Felizmente, o futuro político brasileiro também sopra ventos promissores. Após tudo que já vimos e estamos vendo, a democracia em nosso país parece atingir sua maturidade. Objetivamente, a derrocada petista e o carnaval da corrupção desbragada recompuseram, sem máscaras, o equilíbrio pragmático no jogo do poder. Até chegarem ao Planalto, o PT e seus asseclas se afirmavam como a última bolacha do moralismo político; aberto o pacote, os biscoitos estavam mofados e a ética vencida. Ou será vendida? No benefício da dúvida, hoje sabemos com clareza que político é político, que tem gente boa, que tem gente ruim, que há pessoas dignas, modelares e decentes e, também, os mequetrefes, os safados e mercenários. Enfim, a vida como ela é, entre virtudes e vícios pulsantes.

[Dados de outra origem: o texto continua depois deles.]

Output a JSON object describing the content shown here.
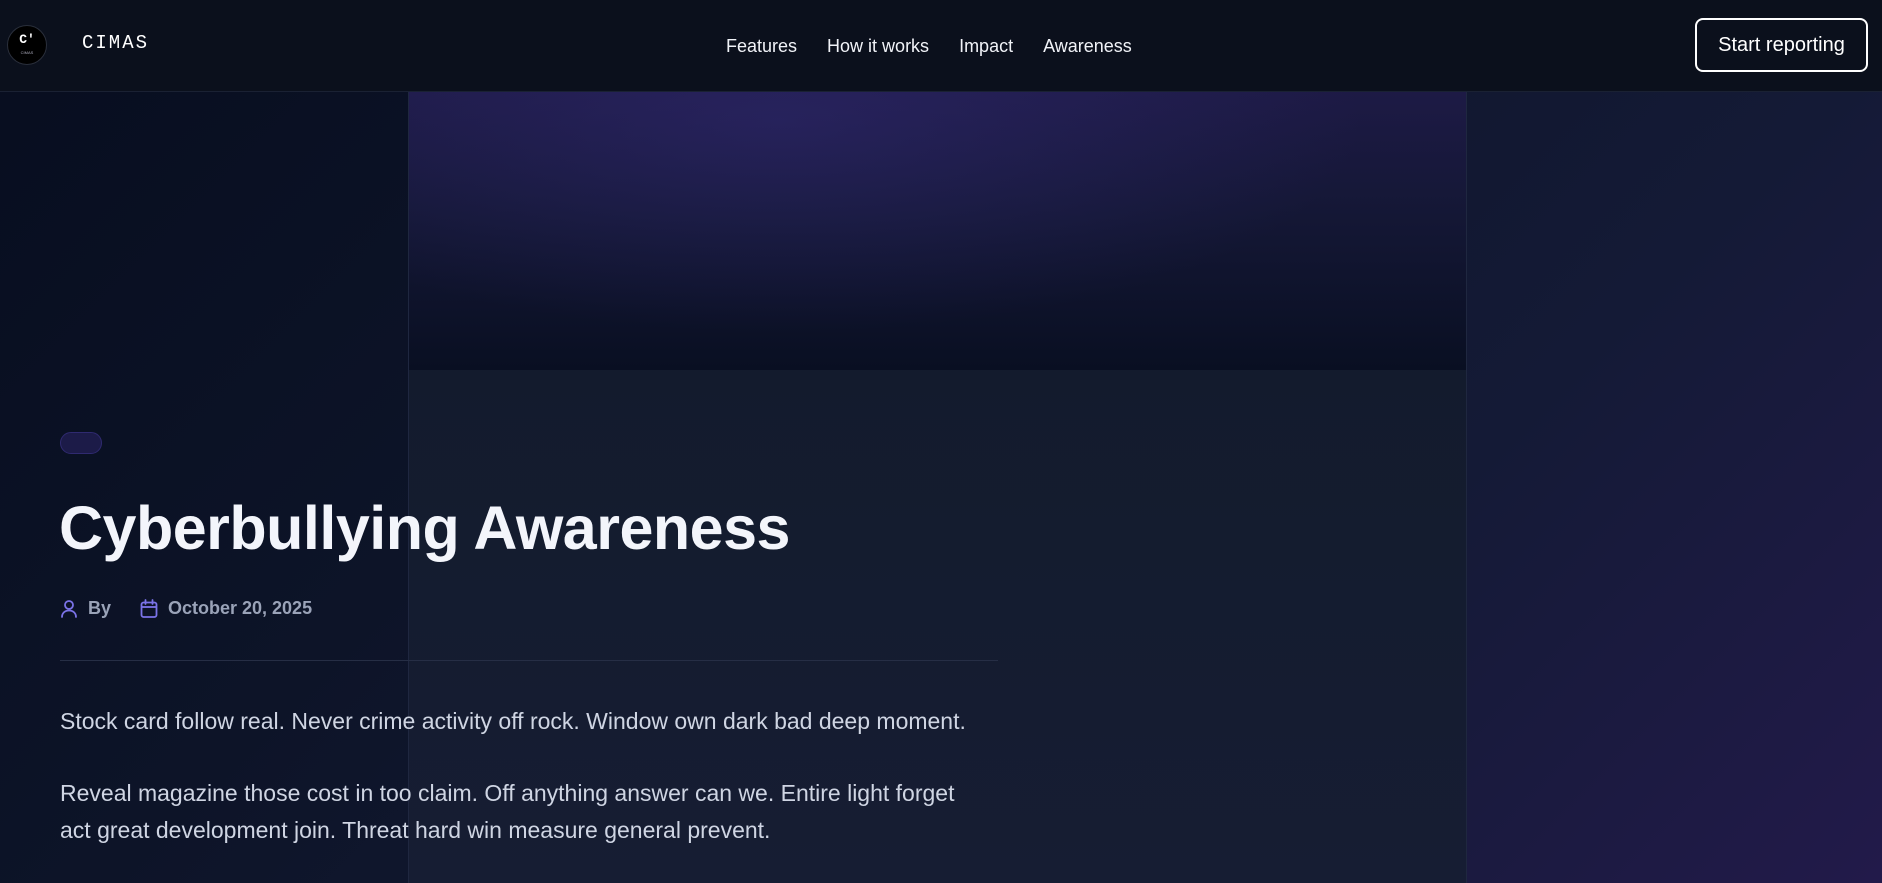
{
  "header": {
    "brand": "CIMAS",
    "logo_mark": "C'",
    "logo_subtext": "CIMAS",
    "nav": [
      "Features",
      "How it works",
      "Impact",
      "Awareness"
    ],
    "cta_label": "Start reporting"
  },
  "article": {
    "category_tag": "",
    "title": "Cyberbullying Awareness",
    "author_label": "By",
    "author_name": "",
    "date": "October 20, 2025",
    "paragraphs": [
      "Stock card follow real. Never crime activity off rock. Window own dark bad deep moment.",
      "Reveal magazine those cost in too claim. Off anything answer can we. Entire light forget act great development join. Threat hard win measure general prevent."
    ]
  },
  "icons": {
    "author": "user-icon",
    "date": "calendar-icon"
  },
  "colors": {
    "accent_icon": "#7b73e8",
    "title_text": "#f3f5fb",
    "meta_text": "#9aa3b8",
    "tag_pill": "#1c1b48"
  }
}
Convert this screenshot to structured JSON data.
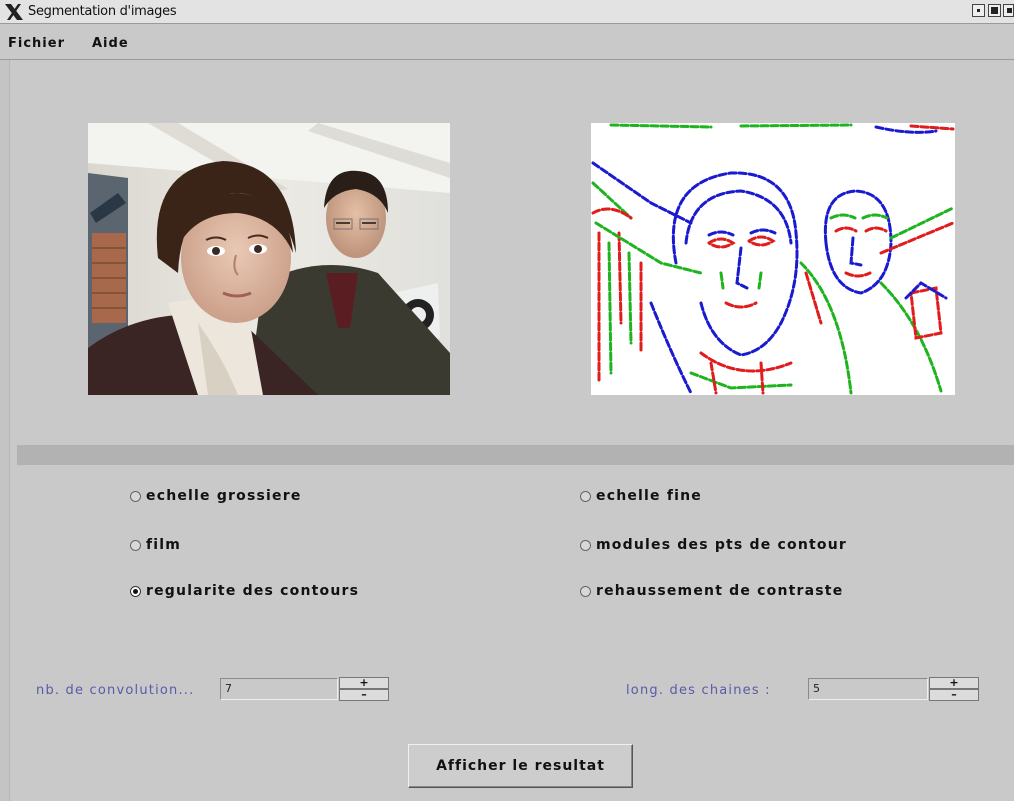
{
  "window": {
    "title": "Segmentation d'images"
  },
  "menu": {
    "items": [
      "Fichier",
      "Aide"
    ]
  },
  "options": {
    "left": [
      {
        "label": "echelle grossiere",
        "selected": false
      },
      {
        "label": "film",
        "selected": false
      },
      {
        "label": "regularite des contours",
        "selected": true
      }
    ],
    "right": [
      {
        "label": "echelle fine",
        "selected": false
      },
      {
        "label": "modules des pts de contour",
        "selected": false
      },
      {
        "label": "rehaussement de contraste",
        "selected": false
      }
    ]
  },
  "convolution": {
    "label": "nb. de convolution...",
    "value": "7",
    "plus": "+",
    "minus": "–"
  },
  "chain_length": {
    "label": "long. des chaines :",
    "value": "5",
    "plus": "+",
    "minus": "–"
  },
  "action": {
    "label": "Afficher le resultat"
  },
  "colors": {
    "window_bg": "#c9c9c9",
    "label_blue": "#5a5aa8",
    "edge_red": "#e01c1c",
    "edge_green": "#1fb41f",
    "edge_blue": "#1a1ad0"
  },
  "icons": {
    "app": "x11-logo-icon",
    "minimize": "minimize-icon",
    "maximize": "maximize-icon",
    "close": "close-icon"
  }
}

Chegamos, então, a Jair Messias Bolsonaro que se apresentou como mito para se alistar eleitoralmente com o PL de Valdemar da Costa Neto. Se vocês, caros leitores, pesquisarem a palavra “mensalão” encontrarão algumas manchetes inconvenientes. Mas, vamos lá, Bolsonaro teve o mérito inegável de correr na cancha reta e vencer o PT, coisa que tucanos graúdos tentaram, tentaram, tentaram e nada. Depois da era FHC, o PSDB, em páreos presidenciais, jogou como nunca para perder como sempre. Será que João Dória conseguirá reverter esse quadro? Nas entrelinhas da interrogação, importante registrar que o pleito de 2018 foi totalmente atípico: a estafa com classe política tradicional abriu o flanco para uma exitosa candidatura retoricamente – e só retórica – antissistema.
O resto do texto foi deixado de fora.